Now, let’s suppose that the firm is capable of changing its price ex post, at a menu cost of z. The firm can then reduce its price from p0 to pm and obtain additional profits of B-A, which the firm will do if B-A > z. However, from the point of view of a social planner, the firm should lower its prize if and only if B+C > z. Let’s see Mankiw’s propositions on different outcomes:
-Proposition 1. Following a contraction in demand, if the firm cuts its price, then doing so is socially optimal (if it cuts it, is because B-A > z and therefore B+C > z+A+C > z).
-Proposition 2. Following a contraction in demand, if B+C > z > B-A, then the firm does not cut its price to pm, even if it would be socially optimal (the inefficiency results because printing new menus result in an external benefit of C+A).
-Proposition 3. A contraction in aggregate demand reduces social welfare unambiguously, as shown by the sum of producer and consumer surplus.
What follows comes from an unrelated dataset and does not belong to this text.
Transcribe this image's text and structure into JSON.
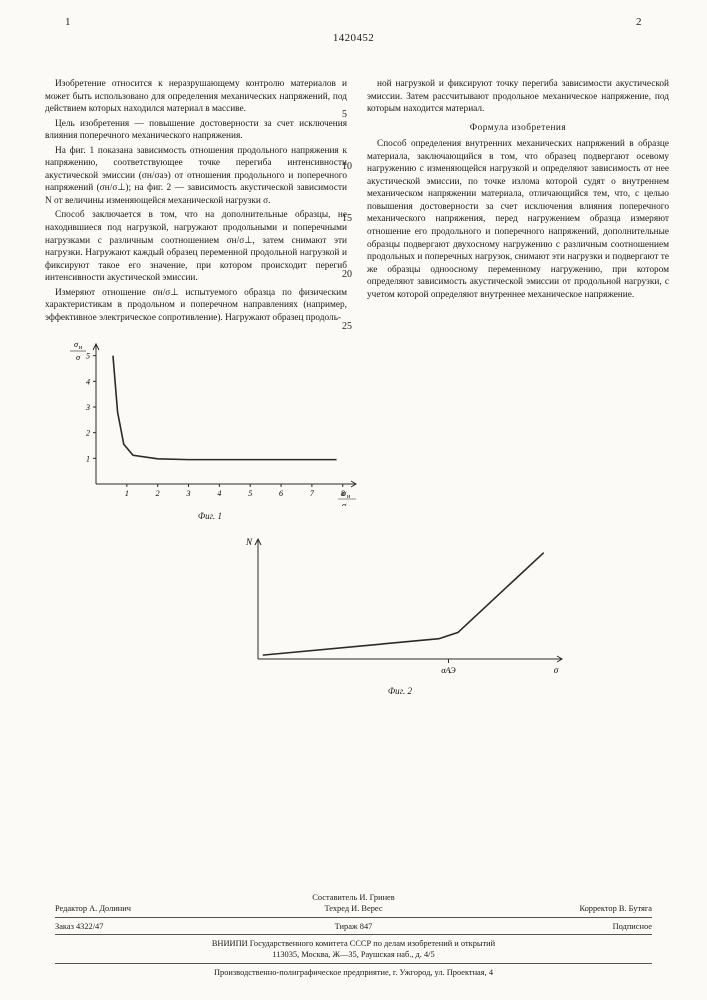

If the producer reduces its price, then the contraction only has the menu cost z. If the firm does not cut its price, then the contraction has the cost of B+C (probably much larger than z).
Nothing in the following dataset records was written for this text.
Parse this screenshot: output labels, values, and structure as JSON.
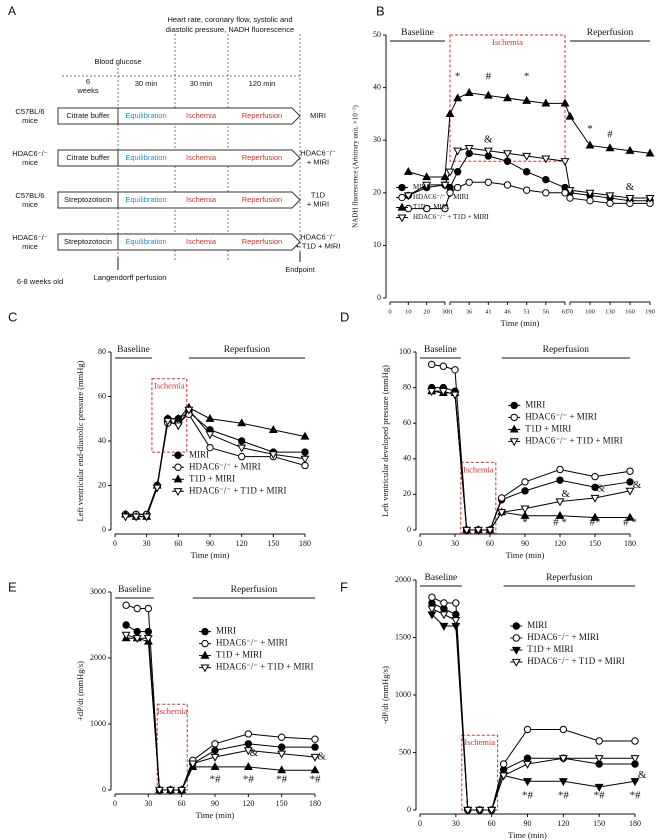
{
  "diagram": {
    "panel": "A",
    "top_note": [
      "Heart rate, coronary flow, systolic and",
      "diastolic pressure, NADH fluorescence"
    ],
    "blood_glucose": "Blood glucose",
    "weeks": [
      "6",
      "weeks"
    ],
    "equil_time": "30 min",
    "isch_time": "30 min",
    "rep_time": "120 min",
    "rows": [
      {
        "group": [
          "C57BL/6",
          "mice"
        ],
        "treatment": "Citrate buffer",
        "equilibration": "Equilibration",
        "ischemia": "Ischemia",
        "reperfusion": "Reperfusion",
        "outcome": [
          "MIRI"
        ]
      },
      {
        "group": [
          "HDAC6⁻/⁻",
          "mice"
        ],
        "treatment": "Citrate buffer",
        "equilibration": "Equilibration",
        "ischemia": "Ischemia",
        "reperfusion": "Reperfusion",
        "outcome": [
          "HDAC6⁻/⁻",
          "+ MIRI"
        ]
      },
      {
        "group": [
          "C57BL/6",
          "mice"
        ],
        "treatment": "Streptozotocin",
        "equilibration": "Equilibration",
        "ischemia": "Ischemia",
        "reperfusion": "Reperfusion",
        "outcome": [
          "T1D",
          "+ MIRI"
        ]
      },
      {
        "group": [
          "HDAC6⁻/⁻",
          "mice"
        ],
        "treatment": "Streptozotocin",
        "equilibration": "Equilibration",
        "ischemia": "Ischemia",
        "reperfusion": "Reperfusion",
        "outcome": [
          "HDAC6⁻/⁻",
          "+ T1D + MIRI"
        ]
      }
    ],
    "age": "6-8 weeks old",
    "perfusion": "Langendorff perfusion",
    "endpoint": "Endpoint"
  },
  "chart_data": [
    {
      "panel": "B",
      "type": "line",
      "xlabel": "Time (min)",
      "ylabel": "NADH fluorescence (Arbitrary unit, ×10⁻³)",
      "x": [
        10,
        20,
        30,
        31,
        33,
        36,
        41,
        46,
        51,
        56,
        61,
        70,
        100,
        130,
        160,
        190
      ],
      "xbreaks": [
        [
          0,
          30
        ],
        [
          31,
          61
        ],
        [
          70,
          190
        ]
      ],
      "xticks": [
        0,
        10,
        20,
        30,
        31,
        36,
        41,
        46,
        51,
        56,
        61,
        70,
        100,
        130,
        160,
        190
      ],
      "ylim": [
        0,
        50
      ],
      "yticks": [
        0,
        10,
        20,
        30,
        40,
        50
      ],
      "legend": "lower-left",
      "periods": [
        {
          "label": "Baseline",
          "x": [
            0,
            30
          ]
        },
        {
          "label": "Ischemia",
          "x": [
            31,
            61
          ],
          "y": [
            26,
            50
          ]
        },
        {
          "label": "Reperfusion",
          "x": [
            70,
            190
          ]
        }
      ],
      "series": [
        {
          "name": "MIRI",
          "color": "#000000",
          "marker": "circle",
          "filled": true,
          "values": [
            19.5,
            21,
            21.5,
            21,
            24,
            27.5,
            27,
            26,
            24,
            22.5,
            21,
            20,
            19.5,
            19,
            18.5,
            18.5
          ]
        },
        {
          "name": "HDAC6⁻/⁻ + MIRI",
          "color": "#000000",
          "marker": "circle",
          "filled": false,
          "values": [
            17,
            17,
            17,
            20,
            21,
            22,
            22,
            21.5,
            20.5,
            20,
            20,
            19,
            18.5,
            18,
            18,
            18
          ]
        },
        {
          "name": "T1D + MIRI",
          "color": "#000000",
          "marker": "triangle-up",
          "filled": true,
          "values": [
            24,
            23,
            23,
            35,
            38,
            39,
            38.5,
            38,
            37.5,
            37,
            37,
            34.5,
            29,
            28.5,
            28,
            27.5
          ]
        },
        {
          "name": "HDAC6⁻/⁻ + T1D + MIRI",
          "color": "#000000",
          "marker": "triangle-down",
          "filled": false,
          "values": [
            19.5,
            21.5,
            21.5,
            24,
            28,
            28.5,
            28,
            27.5,
            27,
            26.5,
            26,
            20.5,
            20,
            19.5,
            19,
            19
          ]
        }
      ],
      "annotations": [
        {
          "text": "*",
          "x": 33,
          "y": 42
        },
        {
          "text": "#",
          "x": 41,
          "y": 42
        },
        {
          "text": "*",
          "x": 51,
          "y": 42
        },
        {
          "text": "&",
          "x": 41,
          "y": 30
        },
        {
          "text": "*",
          "x": 100,
          "y": 32
        },
        {
          "text": "#",
          "x": 130,
          "y": 31
        },
        {
          "text": "&",
          "x": 160,
          "y": 21
        }
      ]
    },
    {
      "panel": "C",
      "type": "line",
      "xlabel": "Time (min)",
      "ylabel": "Left ventricular end-diastolic pressure (mmHg)",
      "x": [
        10,
        20,
        30,
        40,
        50,
        60,
        70,
        90,
        120,
        150,
        180
      ],
      "xlim": [
        0,
        180
      ],
      "xticks": [
        0,
        30,
        60,
        90,
        120,
        150,
        180
      ],
      "ylim": [
        0,
        80
      ],
      "yticks": [
        0,
        20,
        40,
        60,
        80
      ],
      "legend": "lower-center",
      "periods": [
        {
          "label": "Baseline",
          "x": [
            0,
            35
          ]
        },
        {
          "label": "Ischemia",
          "x": [
            35,
            68
          ],
          "y": [
            35,
            68
          ]
        },
        {
          "label": "Reperfusion",
          "x": [
            70,
            180
          ]
        }
      ],
      "series": [
        {
          "name": "MIRI",
          "color": "#000000",
          "marker": "circle",
          "filled": true,
          "values": [
            7,
            7,
            7,
            20,
            50,
            50,
            53,
            45,
            40,
            35,
            35
          ]
        },
        {
          "name": "HDAC6⁻/⁻ + MIRI",
          "color": "#000000",
          "marker": "circle",
          "filled": false,
          "values": [
            7,
            7,
            7,
            20,
            48,
            48,
            52,
            37,
            33,
            33,
            29
          ]
        },
        {
          "name": "T1D + MIRI",
          "color": "#000000",
          "marker": "triangle-up",
          "filled": true,
          "values": [
            7,
            6,
            6,
            20,
            50,
            50,
            55,
            50,
            48,
            45,
            42
          ]
        },
        {
          "name": "HDAC6⁻/⁻ + T1D + MIRI",
          "color": "#000000",
          "marker": "triangle-down",
          "filled": false,
          "values": [
            6,
            6,
            6,
            19,
            49,
            47,
            54,
            43,
            37,
            34,
            32
          ]
        }
      ]
    },
    {
      "panel": "D",
      "type": "line",
      "xlabel": "Time (min)",
      "ylabel": "Left ventricular developed pressure (mmHg)",
      "x": [
        10,
        20,
        30,
        40,
        50,
        60,
        70,
        90,
        120,
        150,
        180
      ],
      "xlim": [
        0,
        180
      ],
      "xticks": [
        0,
        30,
        60,
        90,
        120,
        150,
        180
      ],
      "ylim": [
        0,
        100
      ],
      "yticks": [
        0,
        20,
        40,
        60,
        80,
        100
      ],
      "legend": "center-right",
      "periods": [
        {
          "label": "Baseline",
          "x": [
            0,
            35
          ]
        },
        {
          "label": "Ischemia",
          "x": [
            35,
            65
          ],
          "y": [
            -2,
            38
          ]
        },
        {
          "label": "Reperfusion",
          "x": [
            70,
            180
          ]
        }
      ],
      "series": [
        {
          "name": "MIRI",
          "color": "#000000",
          "marker": "circle",
          "filled": true,
          "values": [
            80,
            80,
            78,
            0,
            0,
            0,
            17,
            22,
            28,
            24,
            27
          ]
        },
        {
          "name": "HDAC6⁻/⁻ + MIRI",
          "color": "#000000",
          "marker": "circle",
          "filled": false,
          "values": [
            93,
            92,
            90,
            0,
            0,
            0,
            18,
            27,
            34,
            30,
            33
          ]
        },
        {
          "name": "T1D + MIRI",
          "color": "#000000",
          "marker": "triangle-up",
          "filled": true,
          "values": [
            78,
            77,
            77,
            0,
            0,
            0,
            10,
            8,
            8,
            7,
            7
          ]
        },
        {
          "name": "HDAC6⁻/⁻ + T1D + MIRI",
          "color": "#000000",
          "marker": "triangle-down",
          "filled": false,
          "values": [
            78,
            78,
            76,
            0,
            0,
            0,
            10,
            12,
            16,
            18,
            22
          ]
        }
      ],
      "annotations": [
        {
          "text": "*",
          "x": 90,
          "y": 4
        },
        {
          "text": "# *",
          "x": 120,
          "y": 4
        },
        {
          "text": "#*",
          "x": 150,
          "y": 4
        },
        {
          "text": "# *",
          "x": 180,
          "y": 4
        },
        {
          "text": "&",
          "x": 125,
          "y": 20
        },
        {
          "text": "&",
          "x": 155,
          "y": 23
        },
        {
          "text": "&",
          "x": 186,
          "y": 25
        }
      ]
    },
    {
      "panel": "E",
      "type": "line",
      "xlabel": "Time (min)",
      "ylabel": "+dP/dt (mmHg/s)",
      "x": [
        10,
        20,
        30,
        40,
        50,
        60,
        70,
        90,
        120,
        150,
        180
      ],
      "xlim": [
        0,
        180
      ],
      "xticks": [
        0,
        30,
        60,
        90,
        120,
        150,
        180
      ],
      "ylim": [
        0,
        3000
      ],
      "yticks": [
        0,
        1000,
        2000,
        3000
      ],
      "legend": "upper-right",
      "periods": [
        {
          "label": "Baseline",
          "x": [
            0,
            35
          ]
        },
        {
          "label": "Ischemia",
          "x": [
            38,
            65
          ],
          "y": [
            0,
            1300
          ]
        },
        {
          "label": "Reperfusion",
          "x": [
            70,
            180
          ]
        }
      ],
      "series": [
        {
          "name": "MIRI",
          "color": "#000000",
          "marker": "circle",
          "filled": true,
          "values": [
            2500,
            2400,
            2400,
            0,
            0,
            0,
            400,
            600,
            700,
            650,
            650
          ]
        },
        {
          "name": "HDAC6⁻/⁻ + MIRI",
          "color": "#000000",
          "marker": "circle",
          "filled": false,
          "values": [
            2800,
            2750,
            2750,
            0,
            0,
            0,
            450,
            700,
            850,
            800,
            770
          ]
        },
        {
          "name": "T1D + MIRI",
          "color": "#000000",
          "marker": "triangle-up",
          "filled": true,
          "values": [
            2300,
            2300,
            2250,
            0,
            0,
            0,
            350,
            350,
            350,
            300,
            300
          ]
        },
        {
          "name": "HDAC6⁻/⁻ + T1D + MIRI",
          "color": "#000000",
          "marker": "triangle-down",
          "filled": false,
          "values": [
            2350,
            2300,
            2300,
            0,
            0,
            0,
            400,
            500,
            600,
            550,
            500
          ]
        }
      ],
      "annotations": [
        {
          "text": "*#",
          "x": 90,
          "y": 150
        },
        {
          "text": "*#",
          "x": 120,
          "y": 150
        },
        {
          "text": "*#",
          "x": 150,
          "y": 150
        },
        {
          "text": "*#",
          "x": 180,
          "y": 150
        },
        {
          "text": "&",
          "x": 125,
          "y": 550
        },
        {
          "text": "&",
          "x": 186,
          "y": 500
        }
      ]
    },
    {
      "panel": "F",
      "type": "line",
      "xlabel": "Time (min)",
      "ylabel": "-dP/dt (mmHg/s)",
      "x": [
        10,
        20,
        30,
        40,
        50,
        60,
        70,
        90,
        120,
        150,
        180
      ],
      "xlim": [
        0,
        180
      ],
      "xticks": [
        0,
        30,
        60,
        90,
        120,
        150,
        180
      ],
      "ylim": [
        0,
        2000
      ],
      "yticks": [
        0,
        500,
        1000,
        1500,
        2000
      ],
      "legend": "upper-right",
      "periods": [
        {
          "label": "Baseline",
          "x": [
            0,
            35
          ]
        },
        {
          "label": "Ischemia",
          "x": [
            35,
            65
          ],
          "y": [
            0,
            650
          ]
        },
        {
          "label": "Reperfusion",
          "x": [
            70,
            180
          ]
        }
      ],
      "series": [
        {
          "name": "MIRI",
          "color": "#000000",
          "marker": "circle",
          "filled": true,
          "values": [
            1800,
            1750,
            1700,
            0,
            0,
            0,
            350,
            450,
            450,
            400,
            400
          ]
        },
        {
          "name": "HDAC6⁻/⁻ + MIRI",
          "color": "#000000",
          "marker": "circle",
          "filled": false,
          "values": [
            1850,
            1800,
            1800,
            0,
            0,
            0,
            400,
            700,
            700,
            600,
            600
          ]
        },
        {
          "name": "T1D + MIRI",
          "color": "#000000",
          "marker": "triangle-down",
          "filled": true,
          "values": [
            1700,
            1600,
            1600,
            0,
            0,
            0,
            300,
            250,
            250,
            200,
            250
          ]
        },
        {
          "name": "HDAC6⁻/⁻ + T1D + MIRI",
          "color": "#000000",
          "marker": "triangle-down",
          "filled": false,
          "values": [
            1750,
            1700,
            1650,
            0,
            0,
            0,
            300,
            400,
            450,
            450,
            450
          ]
        }
      ],
      "annotations": [
        {
          "text": "*#",
          "x": 90,
          "y": 120
        },
        {
          "text": "*#",
          "x": 120,
          "y": 120
        },
        {
          "text": "*#",
          "x": 150,
          "y": 120
        },
        {
          "text": "*#",
          "x": 180,
          "y": 120
        },
        {
          "text": "&",
          "x": 186,
          "y": 300
        }
      ]
    }
  ]
}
The second case Mankiw analyses is an expansion in aggregate demand (N > Ne), and therefore p0 <pm. Firstly, let’s see what happens when p0 > k (N/Ne < pm/k), as shown in our third figure. In this case, producer surplus is reduced by D-F, which is positive (pm maximises the firm’s profits) and social welfare increases by E+F. The firm will reset its price if the increase in profits beats the menu cost. In other words, the firm will change its price if D-F > z.
-Proposition 4. If there is an expansion in demand and if the firm resets its price, social welfare decreases by the menu cost. If it doesn’t, total surplus increases by E+F.
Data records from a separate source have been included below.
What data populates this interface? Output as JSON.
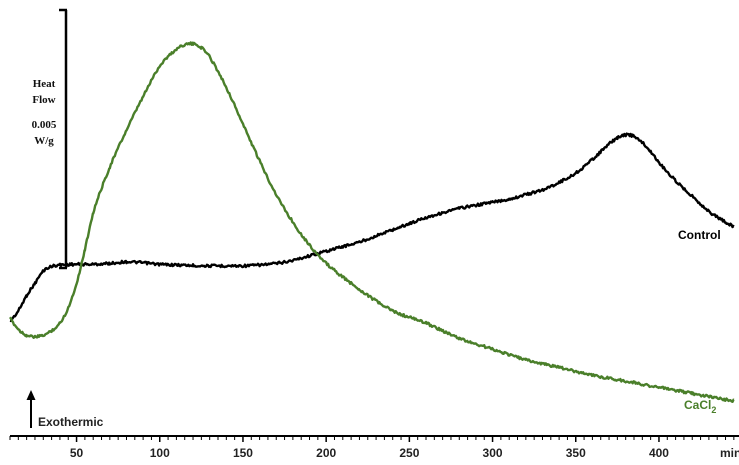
{
  "chart_data": {
    "type": "line",
    "title": "",
    "xlabel": "",
    "x_unit": "min",
    "ylabel": "",
    "xlim": [
      10,
      445
    ],
    "x_ticks": [
      50,
      100,
      150,
      200,
      250,
      300,
      350,
      400
    ],
    "grid": false,
    "scale_bar": {
      "label_line1": "Heat",
      "label_line2": "Flow",
      "value": "0.005",
      "unit": "W/g"
    },
    "annotation": {
      "text": "Exothermic",
      "direction": "up"
    },
    "colors": {
      "control": "#000000",
      "cacl2": "#4a7f2a"
    },
    "series": [
      {
        "name": "Control",
        "label_sub": "",
        "x": [
          10,
          15,
          20,
          25,
          30,
          35,
          40,
          50,
          60,
          70,
          80,
          90,
          100,
          110,
          120,
          130,
          140,
          150,
          160,
          170,
          180,
          190,
          200,
          210,
          220,
          230,
          240,
          250,
          260,
          270,
          280,
          290,
          300,
          310,
          320,
          330,
          340,
          350,
          360,
          370,
          375,
          380,
          385,
          390,
          395,
          400,
          410,
          420,
          430,
          440,
          445
        ],
        "y": [
          -0.05,
          0.3,
          0.8,
          1.2,
          1.6,
          1.75,
          1.8,
          1.82,
          1.82,
          1.85,
          1.9,
          1.87,
          1.82,
          1.8,
          1.78,
          1.77,
          1.77,
          1.77,
          1.8,
          1.85,
          1.95,
          2.1,
          2.25,
          2.4,
          2.55,
          2.75,
          2.95,
          3.15,
          3.35,
          3.5,
          3.65,
          3.75,
          3.85,
          3.95,
          4.1,
          4.25,
          4.5,
          4.8,
          5.25,
          5.75,
          5.95,
          6.05,
          6.0,
          5.8,
          5.5,
          5.15,
          4.55,
          4.05,
          3.55,
          3.2,
          3.05
        ]
      },
      {
        "name": "CaCl",
        "label_sub": "2",
        "x": [
          10,
          15,
          20,
          25,
          30,
          35,
          40,
          45,
          50,
          55,
          60,
          70,
          80,
          90,
          100,
          110,
          115,
          120,
          125,
          130,
          140,
          150,
          160,
          170,
          180,
          190,
          200,
          220,
          240,
          260,
          280,
          300,
          320,
          340,
          360,
          380,
          400,
          420,
          440,
          445
        ],
        "y": [
          0.05,
          -0.3,
          -0.5,
          -0.55,
          -0.5,
          -0.35,
          -0.1,
          0.4,
          1.2,
          2.3,
          3.5,
          5.0,
          6.2,
          7.3,
          8.3,
          8.85,
          9.0,
          9.02,
          8.9,
          8.6,
          7.6,
          6.4,
          5.2,
          4.1,
          3.2,
          2.45,
          1.85,
          1.0,
          0.3,
          -0.1,
          -0.6,
          -0.95,
          -1.3,
          -1.55,
          -1.8,
          -2.0,
          -2.2,
          -2.4,
          -2.6,
          -2.65
        ]
      }
    ]
  }
}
Now, let’s see what happens if N/Ne > pm/k, and therefore p0 < k. Then, social welfare decreases by a positive or negative amount of I-J, which makes for an uncertain welfare effect. The firm’s profits, which are now negative, have been reduced by G+H+I. If G+H+I > z, then the firm will reset its price to pm. Doing so would be socially optimal if I-J > z.
-Proposition 5. If the firm resets its price following the expansion in demand mentioned, social welfare (total surplus) will decrease by the menu cost z. If it doesn’t, total surplus does not decrease by more than the menu cost (if the firm doesn’t reset its price is because G+H+I < z, which implies that I-J < z-J-G-H < z and therefore the social welfare reduction I-J < z).
-Proposition 6 (as a summary of previous propositions). An expansion in aggregate demand may either increase welfare or reduce it, but never more than the menu cost. On the other hand, a contraction in aggregate demand will reduce welfare, possibly in an amount much larger than the menu cost.
To sum up, Mankiw demonstrates that private incentives ensures a high price adjustment when aggregate demand expands, but a small adjustment following a contraction in aggregate demand. From a social planner’s point of view, prices may be stuck too high, but never too low, which translates into downward price stickiness, although not into an upward rigidity. Mankiw also points out that a more complete model (general equilibrium) will probably show higher degrees of price stickiness, since interfirm purchases will exacerbate price rigidity. Therefore, the main conclusion of this paper (that small menu costs can translate into large inefficiency effects) would certainly remain in a general equilibrium model.
Regarding economic policies required to alleviate these problems, Mankiw explains how an active monetary policy is required. More particularly, he mentions policies that aim at the pricing mechanism, such as tax-based incomes policy and other supply-side policies.